De plus, la cellule de l'hôtel de ville glaronais dans laquelle elle était incarcérée a été recréée en sous-sol et un instrument de torture, servant à obtenir des aveux, est exposé.
A noter que le musée se trouve à côté de la maison où Anna Göldi a passé les plus belles années de sa vie en tant que domestique de la famille Zwicky. Elle est ensuite entrée au service de la famille Tschudi, où elle a été accusée de sorcellerie.

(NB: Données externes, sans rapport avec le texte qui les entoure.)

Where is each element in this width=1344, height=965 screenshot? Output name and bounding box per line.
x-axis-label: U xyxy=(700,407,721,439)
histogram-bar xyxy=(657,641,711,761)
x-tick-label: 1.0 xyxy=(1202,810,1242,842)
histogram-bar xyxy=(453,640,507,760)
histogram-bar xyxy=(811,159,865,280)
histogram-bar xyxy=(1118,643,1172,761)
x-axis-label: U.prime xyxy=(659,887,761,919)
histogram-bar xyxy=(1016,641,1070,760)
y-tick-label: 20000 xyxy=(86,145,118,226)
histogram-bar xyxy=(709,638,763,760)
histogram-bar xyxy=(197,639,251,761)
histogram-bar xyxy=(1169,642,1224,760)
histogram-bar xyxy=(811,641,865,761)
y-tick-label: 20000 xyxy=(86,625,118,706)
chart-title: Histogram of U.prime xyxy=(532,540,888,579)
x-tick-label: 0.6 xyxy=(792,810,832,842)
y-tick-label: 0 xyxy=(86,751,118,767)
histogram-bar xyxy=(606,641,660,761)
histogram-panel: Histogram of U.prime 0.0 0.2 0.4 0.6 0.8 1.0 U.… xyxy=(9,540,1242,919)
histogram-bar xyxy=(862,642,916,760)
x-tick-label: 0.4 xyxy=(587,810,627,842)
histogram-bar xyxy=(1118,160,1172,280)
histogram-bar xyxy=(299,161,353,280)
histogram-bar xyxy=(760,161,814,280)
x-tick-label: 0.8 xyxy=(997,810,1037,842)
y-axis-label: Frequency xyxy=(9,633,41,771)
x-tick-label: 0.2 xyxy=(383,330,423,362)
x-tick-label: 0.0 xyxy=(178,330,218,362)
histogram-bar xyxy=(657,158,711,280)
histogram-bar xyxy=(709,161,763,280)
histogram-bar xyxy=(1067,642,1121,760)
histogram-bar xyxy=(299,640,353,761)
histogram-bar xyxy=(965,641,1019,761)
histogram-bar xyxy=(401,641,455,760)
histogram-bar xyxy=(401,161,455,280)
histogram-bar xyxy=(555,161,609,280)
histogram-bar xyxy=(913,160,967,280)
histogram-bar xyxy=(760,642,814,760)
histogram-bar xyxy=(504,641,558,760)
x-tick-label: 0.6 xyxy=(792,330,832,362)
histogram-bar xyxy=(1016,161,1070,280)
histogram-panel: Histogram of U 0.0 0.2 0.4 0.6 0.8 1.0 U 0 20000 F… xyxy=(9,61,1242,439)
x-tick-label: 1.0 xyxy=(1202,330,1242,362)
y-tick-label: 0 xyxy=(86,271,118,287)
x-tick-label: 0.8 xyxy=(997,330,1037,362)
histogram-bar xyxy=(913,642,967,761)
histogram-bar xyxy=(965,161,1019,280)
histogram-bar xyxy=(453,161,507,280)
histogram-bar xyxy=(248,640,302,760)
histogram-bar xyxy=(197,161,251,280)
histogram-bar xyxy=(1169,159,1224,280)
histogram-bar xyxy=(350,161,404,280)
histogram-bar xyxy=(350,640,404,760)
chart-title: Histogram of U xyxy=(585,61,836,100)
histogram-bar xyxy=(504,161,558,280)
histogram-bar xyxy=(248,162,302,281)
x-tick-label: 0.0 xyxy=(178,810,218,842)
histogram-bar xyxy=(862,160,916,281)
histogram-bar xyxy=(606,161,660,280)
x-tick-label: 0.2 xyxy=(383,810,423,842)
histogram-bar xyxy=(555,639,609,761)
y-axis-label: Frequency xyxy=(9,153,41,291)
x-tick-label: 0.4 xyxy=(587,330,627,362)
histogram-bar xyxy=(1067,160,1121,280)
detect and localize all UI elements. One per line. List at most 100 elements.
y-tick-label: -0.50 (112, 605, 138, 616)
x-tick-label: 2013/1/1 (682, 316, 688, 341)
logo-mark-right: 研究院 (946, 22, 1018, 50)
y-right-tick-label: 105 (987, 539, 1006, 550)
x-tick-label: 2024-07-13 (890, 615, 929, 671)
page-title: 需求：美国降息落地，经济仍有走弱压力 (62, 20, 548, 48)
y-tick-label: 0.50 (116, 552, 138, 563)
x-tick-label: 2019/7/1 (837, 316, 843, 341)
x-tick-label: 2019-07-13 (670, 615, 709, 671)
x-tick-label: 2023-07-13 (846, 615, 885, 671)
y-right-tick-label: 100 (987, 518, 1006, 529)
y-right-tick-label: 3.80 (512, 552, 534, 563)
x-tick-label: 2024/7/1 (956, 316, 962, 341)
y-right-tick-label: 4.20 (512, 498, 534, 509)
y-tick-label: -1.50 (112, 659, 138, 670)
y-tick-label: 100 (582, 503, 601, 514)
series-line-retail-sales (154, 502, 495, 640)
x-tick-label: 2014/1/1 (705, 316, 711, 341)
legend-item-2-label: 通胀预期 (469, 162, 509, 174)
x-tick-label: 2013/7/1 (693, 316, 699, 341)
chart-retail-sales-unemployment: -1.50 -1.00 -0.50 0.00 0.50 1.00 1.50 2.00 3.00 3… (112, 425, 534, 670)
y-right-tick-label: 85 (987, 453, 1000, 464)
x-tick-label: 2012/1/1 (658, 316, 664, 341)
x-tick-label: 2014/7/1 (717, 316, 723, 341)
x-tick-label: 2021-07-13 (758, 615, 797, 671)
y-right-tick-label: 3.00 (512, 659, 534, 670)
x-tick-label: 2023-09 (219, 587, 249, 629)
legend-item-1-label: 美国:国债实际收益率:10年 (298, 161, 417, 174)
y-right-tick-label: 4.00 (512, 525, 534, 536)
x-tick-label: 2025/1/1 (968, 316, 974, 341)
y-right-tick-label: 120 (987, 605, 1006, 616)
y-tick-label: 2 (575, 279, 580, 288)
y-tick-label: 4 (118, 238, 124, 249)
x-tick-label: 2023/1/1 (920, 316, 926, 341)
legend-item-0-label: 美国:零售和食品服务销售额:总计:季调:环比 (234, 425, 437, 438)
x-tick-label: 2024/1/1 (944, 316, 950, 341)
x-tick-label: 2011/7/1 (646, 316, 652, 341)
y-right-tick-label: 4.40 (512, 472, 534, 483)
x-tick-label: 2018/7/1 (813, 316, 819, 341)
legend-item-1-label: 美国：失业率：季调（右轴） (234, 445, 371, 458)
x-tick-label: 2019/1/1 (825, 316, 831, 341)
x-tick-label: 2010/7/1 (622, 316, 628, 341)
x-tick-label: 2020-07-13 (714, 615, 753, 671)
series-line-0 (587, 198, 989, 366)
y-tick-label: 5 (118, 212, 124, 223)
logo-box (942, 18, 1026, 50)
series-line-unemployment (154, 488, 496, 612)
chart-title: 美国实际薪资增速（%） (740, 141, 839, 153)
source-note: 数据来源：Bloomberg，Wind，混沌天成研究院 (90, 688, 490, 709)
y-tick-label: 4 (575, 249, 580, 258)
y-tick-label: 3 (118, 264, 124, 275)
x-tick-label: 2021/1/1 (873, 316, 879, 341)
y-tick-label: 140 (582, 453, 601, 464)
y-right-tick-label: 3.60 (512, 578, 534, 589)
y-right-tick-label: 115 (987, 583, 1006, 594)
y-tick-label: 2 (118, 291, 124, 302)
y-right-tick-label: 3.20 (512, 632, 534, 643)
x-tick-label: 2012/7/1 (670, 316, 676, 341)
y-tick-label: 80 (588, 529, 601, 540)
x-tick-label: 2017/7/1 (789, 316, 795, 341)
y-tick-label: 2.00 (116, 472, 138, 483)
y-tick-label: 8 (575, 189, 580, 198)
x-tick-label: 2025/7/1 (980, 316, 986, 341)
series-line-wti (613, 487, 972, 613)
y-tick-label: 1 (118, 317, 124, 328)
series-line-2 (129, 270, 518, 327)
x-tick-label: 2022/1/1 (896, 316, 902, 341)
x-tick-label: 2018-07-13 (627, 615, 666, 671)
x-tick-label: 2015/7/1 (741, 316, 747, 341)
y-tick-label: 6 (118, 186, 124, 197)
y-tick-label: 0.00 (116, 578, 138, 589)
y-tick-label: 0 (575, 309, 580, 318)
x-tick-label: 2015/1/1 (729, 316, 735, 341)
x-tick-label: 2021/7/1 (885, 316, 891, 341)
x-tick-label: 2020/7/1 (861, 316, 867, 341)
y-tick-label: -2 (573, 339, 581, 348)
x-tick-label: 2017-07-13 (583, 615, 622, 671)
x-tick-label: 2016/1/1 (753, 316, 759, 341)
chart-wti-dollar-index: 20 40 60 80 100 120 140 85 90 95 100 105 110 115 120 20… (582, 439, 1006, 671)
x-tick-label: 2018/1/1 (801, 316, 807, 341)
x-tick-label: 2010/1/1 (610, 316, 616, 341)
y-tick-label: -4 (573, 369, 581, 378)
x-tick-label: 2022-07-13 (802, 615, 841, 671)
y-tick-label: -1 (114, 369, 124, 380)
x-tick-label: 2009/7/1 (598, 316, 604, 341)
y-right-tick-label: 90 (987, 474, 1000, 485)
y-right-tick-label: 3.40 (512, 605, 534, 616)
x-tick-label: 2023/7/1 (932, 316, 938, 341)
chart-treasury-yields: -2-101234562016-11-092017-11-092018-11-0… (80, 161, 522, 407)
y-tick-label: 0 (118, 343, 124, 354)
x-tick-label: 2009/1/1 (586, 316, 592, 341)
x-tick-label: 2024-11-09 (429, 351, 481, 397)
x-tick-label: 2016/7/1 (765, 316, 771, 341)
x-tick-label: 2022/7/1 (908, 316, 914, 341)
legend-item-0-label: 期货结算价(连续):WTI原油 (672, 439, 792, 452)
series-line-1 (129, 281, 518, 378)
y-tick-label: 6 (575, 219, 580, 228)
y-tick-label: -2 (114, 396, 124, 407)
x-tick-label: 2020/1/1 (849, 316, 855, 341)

Anna Göldi, ou Göldin, est la dernière femme à avoir été condamnée à mort pour sorcellerie en Europe il y a 225 ans, à l'âge de 48 ans. Elle avait été jugée coupable d'avoir empoisonné une petite fille de 8 ans.
Selon le journaliste Walter Hauser, spécialiste d'histoire glaronaise et auteur d'un livre-enquête, Anna Göldi a été victime d'un jugement arbitraire. Une demande de réhabilitation a été récemment refusée par le gouvernement cantonal, contre l'avis du parlement. Elle a aussi été rejetée par l'Eglise protestante glaronaise, qui a pris part au procès et à l'exécution.